Dando-se conta de que a coisa não estava a correr bem para os lados dela, e sem esconder o sorriso que ameaçava despontar, mas tentando, disse um "-Oh, a sério..."

Rendida à placidez assim escancarada, lá expliquei: -Claro que não! Eficiência A+. Máquina com E-FI-CI-ÊNCIA "A" *desenhado no ar com o indicador* MAIS!

E, rindo-se de si própria como só os sábios são capazes, lá rematou: -Eu vi logo que não podia ser...


"E se não fossem inesperados destes de que riria o homem vivendo na sua rotina?"

quarta-feira, 23 de fevereiro de 2011

A prata da casa

Depois do enésimo ano a dar aulas de Bioestatística que resultou, vá-se lá saber se por força do cansaço ou outra qualquer menos badalada mas igualmente limitadora, numa caca muito grande, desde frequências por corrigir, a alunos insatisfeitos, a exames em Agosto, pontuados por uma percentagem assustadoramente reduzida de aprovações, eis que Pedro, O Lago é retirado do ensino da mesma neste ano lectivo que corre.

"E tu ainda não fizeste Bioestatística?!"

A questão não é essa, meus queridos! (De mais a mais, quem é que depois vos contava estas coisas?) É sim um dos slides da primeira aula que prontamente exibirei:


Pode-se tirar a Bioestatística do Pedro Lago, mas nunca, jamais! se poderá tirar o Pedro Lago da Bioestatística!

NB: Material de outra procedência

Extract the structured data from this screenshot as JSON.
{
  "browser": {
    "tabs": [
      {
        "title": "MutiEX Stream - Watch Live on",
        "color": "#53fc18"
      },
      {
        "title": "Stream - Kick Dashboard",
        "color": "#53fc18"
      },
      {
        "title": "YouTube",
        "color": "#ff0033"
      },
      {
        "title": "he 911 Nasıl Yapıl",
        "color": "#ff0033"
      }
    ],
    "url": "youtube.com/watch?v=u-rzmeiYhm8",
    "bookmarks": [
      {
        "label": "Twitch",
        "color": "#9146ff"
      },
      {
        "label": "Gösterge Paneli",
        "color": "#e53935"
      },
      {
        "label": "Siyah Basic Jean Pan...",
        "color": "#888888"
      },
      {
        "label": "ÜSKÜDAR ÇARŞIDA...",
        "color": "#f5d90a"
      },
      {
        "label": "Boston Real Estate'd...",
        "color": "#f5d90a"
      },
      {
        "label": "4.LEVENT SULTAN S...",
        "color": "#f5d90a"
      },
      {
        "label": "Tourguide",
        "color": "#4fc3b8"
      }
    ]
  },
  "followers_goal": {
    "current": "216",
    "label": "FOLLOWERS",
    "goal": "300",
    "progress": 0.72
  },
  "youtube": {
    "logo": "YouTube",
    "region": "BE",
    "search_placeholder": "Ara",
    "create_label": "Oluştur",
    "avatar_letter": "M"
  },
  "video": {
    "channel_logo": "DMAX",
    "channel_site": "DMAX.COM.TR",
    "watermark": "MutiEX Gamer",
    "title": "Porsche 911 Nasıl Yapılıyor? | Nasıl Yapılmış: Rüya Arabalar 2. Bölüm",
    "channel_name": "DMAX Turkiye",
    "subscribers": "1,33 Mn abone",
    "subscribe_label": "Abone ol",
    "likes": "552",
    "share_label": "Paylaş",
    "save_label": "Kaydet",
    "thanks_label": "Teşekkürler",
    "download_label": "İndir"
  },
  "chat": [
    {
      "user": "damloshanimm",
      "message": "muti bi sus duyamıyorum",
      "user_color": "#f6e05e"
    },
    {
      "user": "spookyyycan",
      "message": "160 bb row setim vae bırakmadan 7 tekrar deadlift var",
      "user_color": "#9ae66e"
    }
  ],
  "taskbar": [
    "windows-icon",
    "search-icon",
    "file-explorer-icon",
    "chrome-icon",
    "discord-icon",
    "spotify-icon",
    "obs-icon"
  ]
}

domingo, 6 de fevereiro de 2011

A minha vida afigura-se sem sentido

Já plantei a árvore que me competia; filhos ainda não os tive, não os vejo para breve mas quero-os, e em caso de maior aperto por dificuldade em encontrar quem comigo os queira também, aconchega-me o saber que me basta acenar com o meu útero ao Cristiano e fica o caso resolvido. Agora escrever um livro? Sair um livro com frases por mim construídas, palavras por mim postas juntas e eternizadas, com este Acordo Ortográfico? É que nem pensar!!!

Estou feita...

terça-feira, 1 de fevereiro de 2011

You sexy thing!

Já não havia luz que descesse do céu, e o amarelo que escorria dos postes de iluminação ainda era parco e insuficiente para desenhar com perfeição e claridade os contornos das sombras e das coisas que as formam. Em alturas destas, há outros sentidos que não a visão mais à coca de acontecimentos para descortinar. Sendo que não ando às apalpadelas -na via pública, pelo menos-, nem com a língua de fora, e o frio cortante anestesiava o olfacto, acrescendo-lhes ainda o facto de que o que se avizinhava soa como um bom champagne a borbulhar num copo, como uma cria de leão a fazer ron-ron, como um vozeirão másculo, viril e incontrolavelmente apetecível, ouço aproximar-se em jeito de desaceleração e à medida que caminho para a passadeira, o trabalhar dum veículo que nasceu para ser carro, mas é muito mais do que isso.
Espreito, vejo a frente dum Ford Fiesta do século passado, ponho a ponta do pé na estrada e eis que ali atrás, tão pertinho de mim, tão inatingível e tão inimaginável se desenha um Aston Martin.
Perdi o controlo do meu maxilar inferior, que caiu em jeito de espanto contemplativo. Continuei caminho com a cabeça presa pelos fios invisíveis que saíam das linhas daquela maravilha. Cheguei ao outro passeio a dar graças por ainda haver carros aos quais custa a arrancar, parei com a minha expressão de êxtase no condutor, pisquei-lhe um olho, ele acelerou provocadoramente, e sei que ele seguiu caminho a pensar: "Tenho um carro tão potente que até entraram ciscos para o olho daquela miúda!"